Jonathan Barfield, founder of Inspired Athletes, points to Musk’s “5-minute rule”—the idea that meetings should be short, tight, and focused. “It’s a simple discipline that forces clarity,” Barfield says. “Most leaders waste hours talking in circles. Musk doesn’t have time for that.” In companies where agility matters more than hierarchy, that kind of time management can be an edge.


Musk’s obsession with speed and iteration also draws cautious praise. “The ‘try and try again until you get it to work’ mindset he promotes has merit,” says Julia Stock, Director at UK consultancy Be Astute. But, she adds, it’s not a silver bullet. “That mentality must be grounded in strategic thinking. Trying without direction isn’t innovation—it’s chaos.” Stock’s point is clear: failure is a powerful teacher, but only if it’s part of a curriculum.


The line between boldness and recklessness is blurry—and Musk treads it often. Russell Raath, Principal at The Ambition Company in New York, puts it bluntly: “There’s no questioning that Elon Musk is a divisive leader.” While Raath acknowledges Musk’s vision, he sees his erratic behaviour and impulsive communication as a liability. “In most organizations, leaders are expected to build trust and credibility. Musk often does the opposite.”
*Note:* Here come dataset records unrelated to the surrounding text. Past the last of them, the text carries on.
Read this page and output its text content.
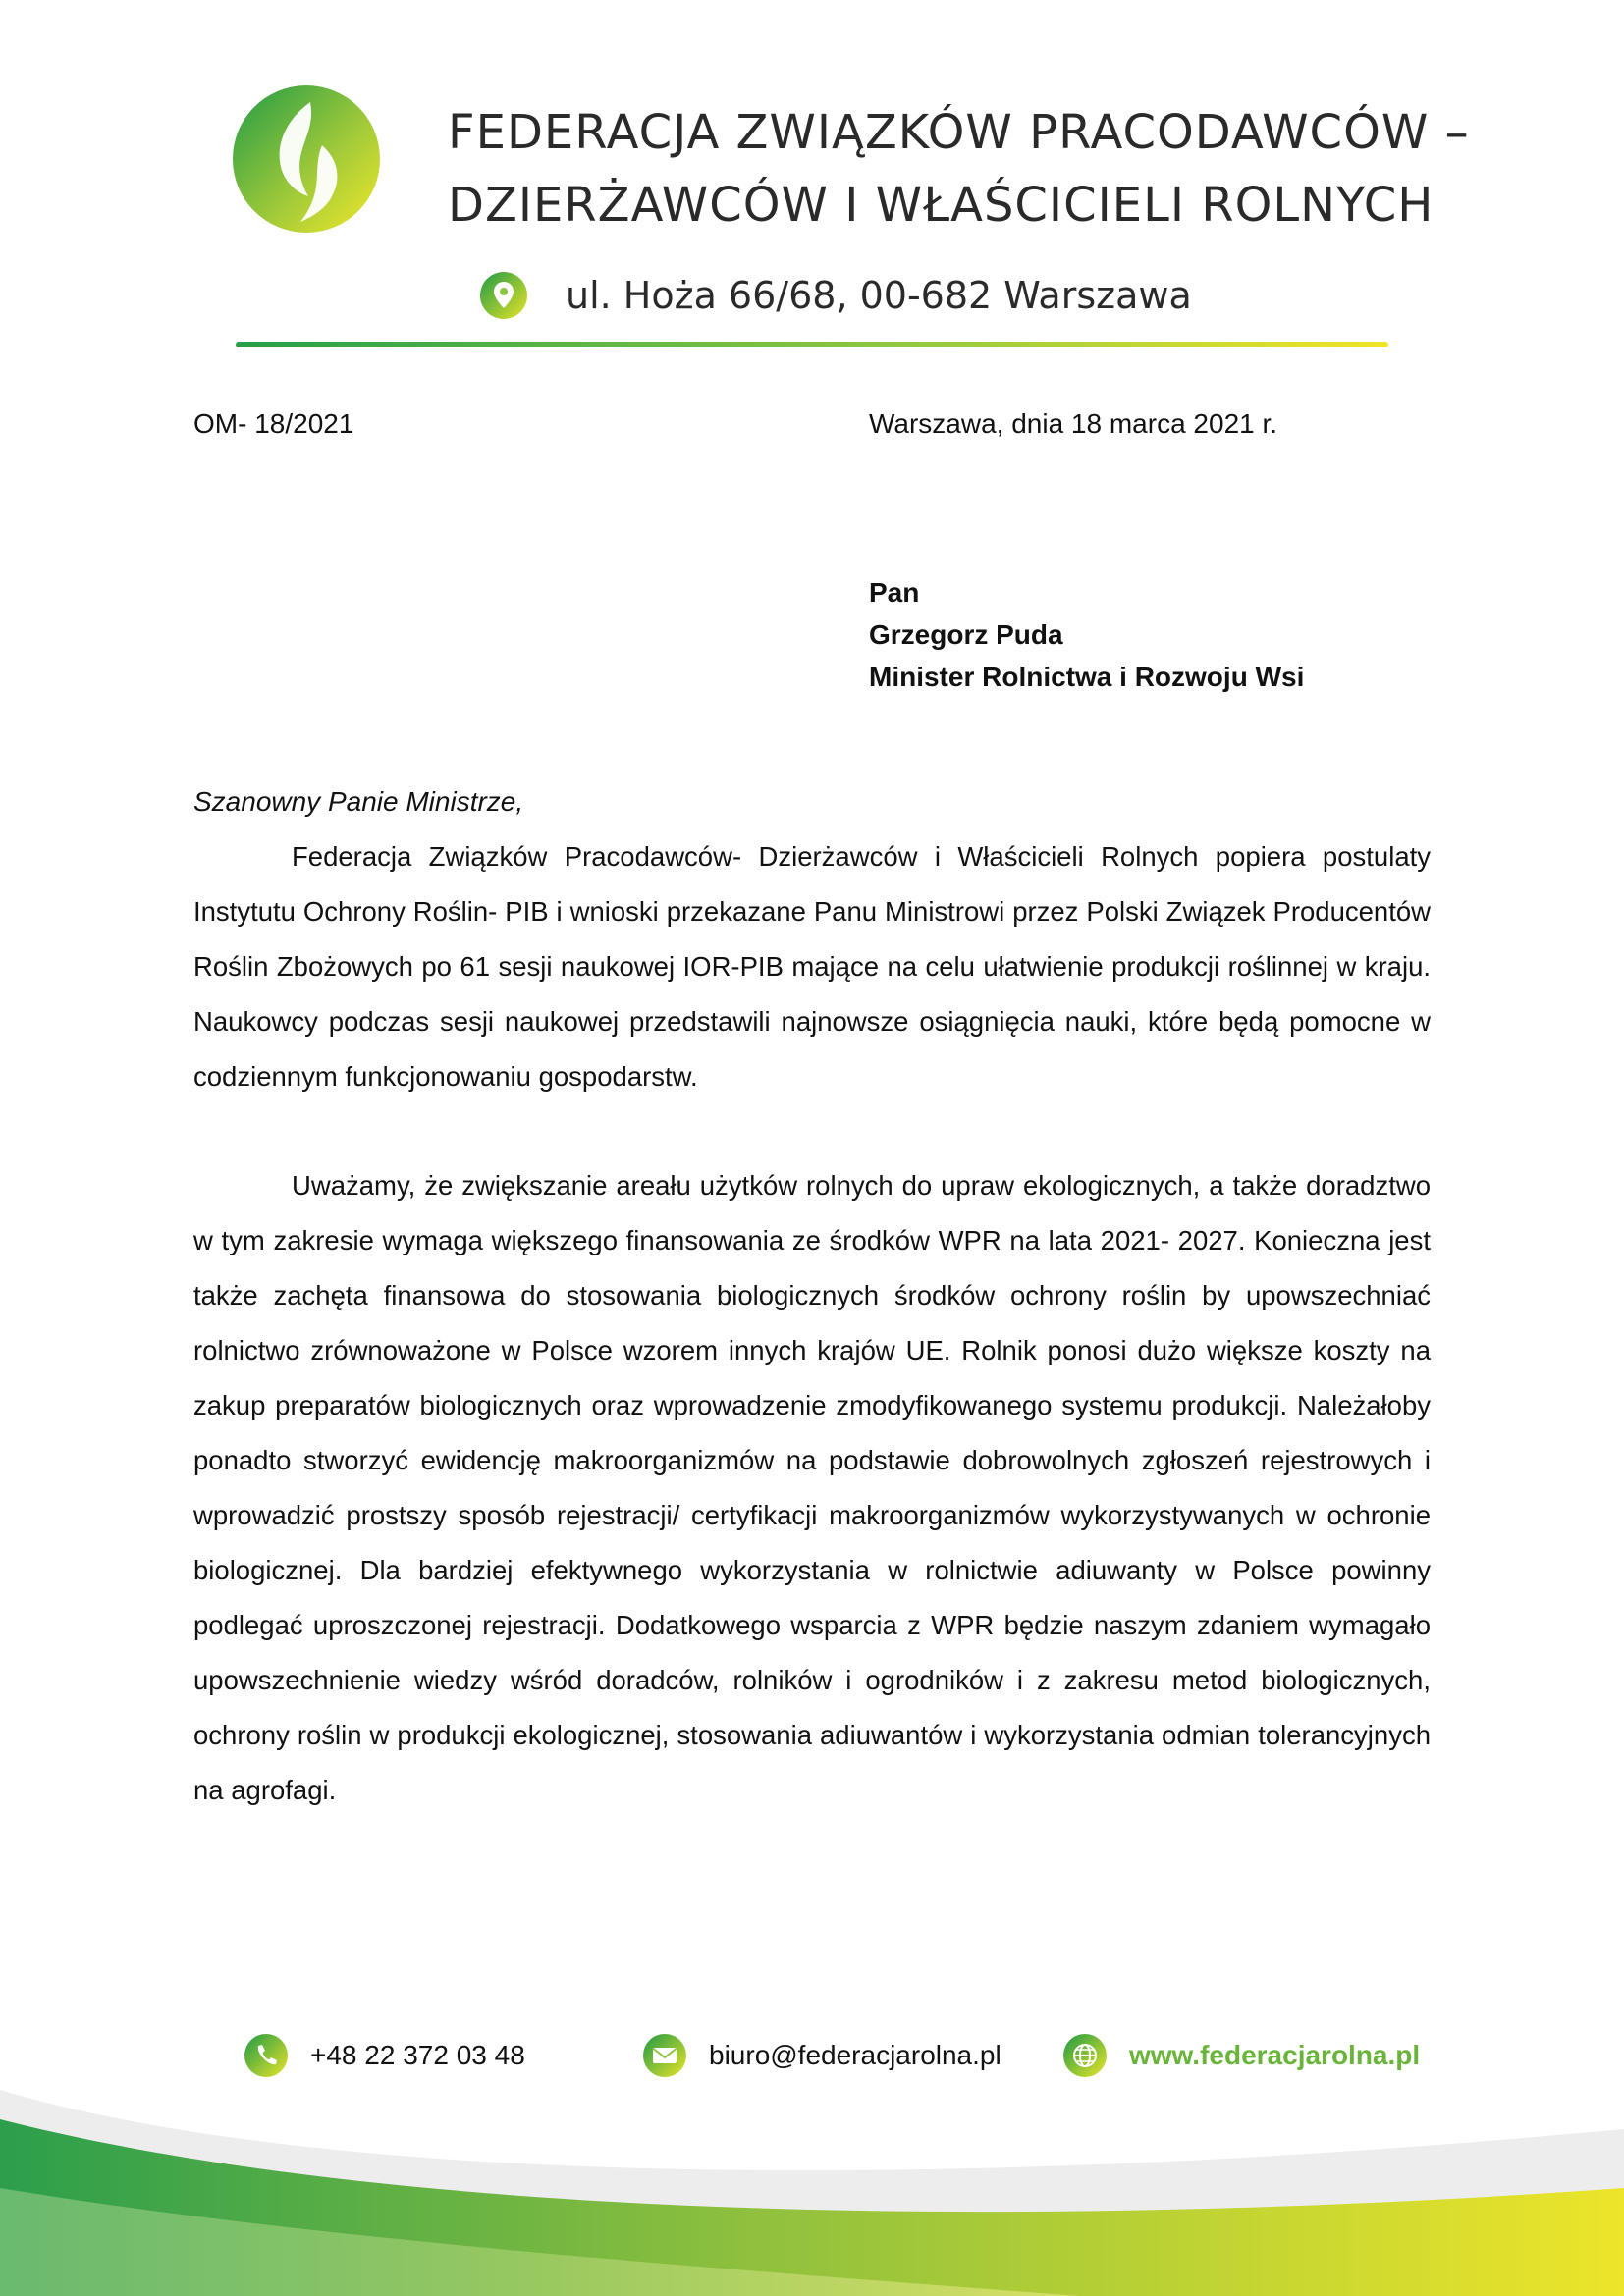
FEDERACJA ZWIĄZKÓW PRACODAWCÓW –
DZIERŻAWCÓW I WŁAŚCICIELI ROLNYCH
ul. Hoża 66/68, 00-682 Warszawa
OM- 18/2021	Warszawa, dnia 18 marca 2021 r.
Pan
Grzegorz Puda
Minister Rolnictwa i Rozwoju Wsi
Szanowny Panie Ministrze,

Federacja Związków Pracodawców- Dzierżawców i Właścicieli Rolnych popiera postulaty Instytutu Ochrony Roślin- PIB i wnioski przekazane Panu Ministrowi przez Polski Związek Producentów Roślin Zbożowych po 61 sesji naukowej IOR-PIB mające na celu ułatwienie produkcji roślinnej w kraju. Naukowcy podczas sesji naukowej przedstawili najnowsze osiągnięcia nauki, które będą pomocne w codziennym funkcjonowaniu gospodarstw.

Uważamy, że zwiększanie areału użytków rolnych do upraw ekologicznych, a także doradztwo w tym zakresie wymaga większego finansowania ze środków WPR na lata 2021- 2027. Konieczna jest także zachęta finansowa do stosowania biologicznych środków ochrony roślin by upowszechniać rolnictwo zrównoważone w Polsce wzorem innych krajów UE. Rolnik ponosi dużo większe koszty na zakup preparatów biologicznych oraz wprowadzenie zmodyfikowanego systemu produkcji. Należałoby ponadto stworzyć ewidencję makroorganizmów na podstawie dobrowolnych zgłoszeń rejestrowych i wprowadzić prostszy sposób rejestracji/ certyfikacji makroorganizmów wykorzystywanych w ochronie biologicznej. Dla bardziej efektywnego wykorzystania w rolnictwie adiuwanty w Polsce powinny podlegać uproszczonej rejestracji. Dodatkowego wsparcia z WPR będzie naszym zdaniem wymagało upowszechnienie wiedzy wśród doradców, rolników i ogrodników i z zakresu metod biologicznych, ochrony roślin w produkcji ekologicznej, stosowania adiuwantów i wykorzystania odmian tolerancyjnych na agrofagi.

+48 22 372 03 48	biuro@federacjarolna.pl	www.federacjarolna.pl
This is where the Musk model begins to fracture. His style is hard to replicate, not only because of its extremes, but because of the context in which it succeeds. Musk operates in industries where speed matters more than polish—where shipping a flawed prototype is better than delivering a perfect nothing. In aerospace or AI, audacity is rewarded. In banking, healthcare, or retail? Probably not.


Still, that hasn’t stopped his influence from seeping into management workshops and startup Slack channels. One reason is that Musk, for all his unpredictability, gets things done. “He reminds us that the role of a CEO is not to maintain the status quo,” says Dr. Terryel Hu, founder of Insight Bay. “It’s to challenge it.”

Hu praises Musk’s willingness to take calculated risks and push through resistance. “His execution is relentless,” she adds. But she stops short of advocating imitation. The real lesson, Hu implies, is not to be like Musk—it’s to understand when that approach works, and when it doesn’t.


And that, perhaps, is the emerging consensus. The best leaders today are not Musk clones. They are curators. They study what works, discard what doesn’t, and adapt the rest to their own context. Musk’s speed, decisiveness, and comfort with ambiguity? All useful. His online rants, emotional volatility, and disregard for employee sentiment? Best left behind.


This selective adoption is already happening. CEOs are being told to think more like product managers—shipping fast, listening to data, correcting course. But they’re also under pressure to embody stability, empathy, and trust. Especially as younger workers value psychological safety over heroic vision.

In the end, Musk may be less a model than a mirror. He reflects what leadership can look like when unconstrained by corporate norms. But for most CEOs, especially those not running companies with sky-high valuations and cultish fanbases, copying him wholesale would be a mistake.

Better, perhaps, to learn from his strengths—and leave the rest to the tabloids.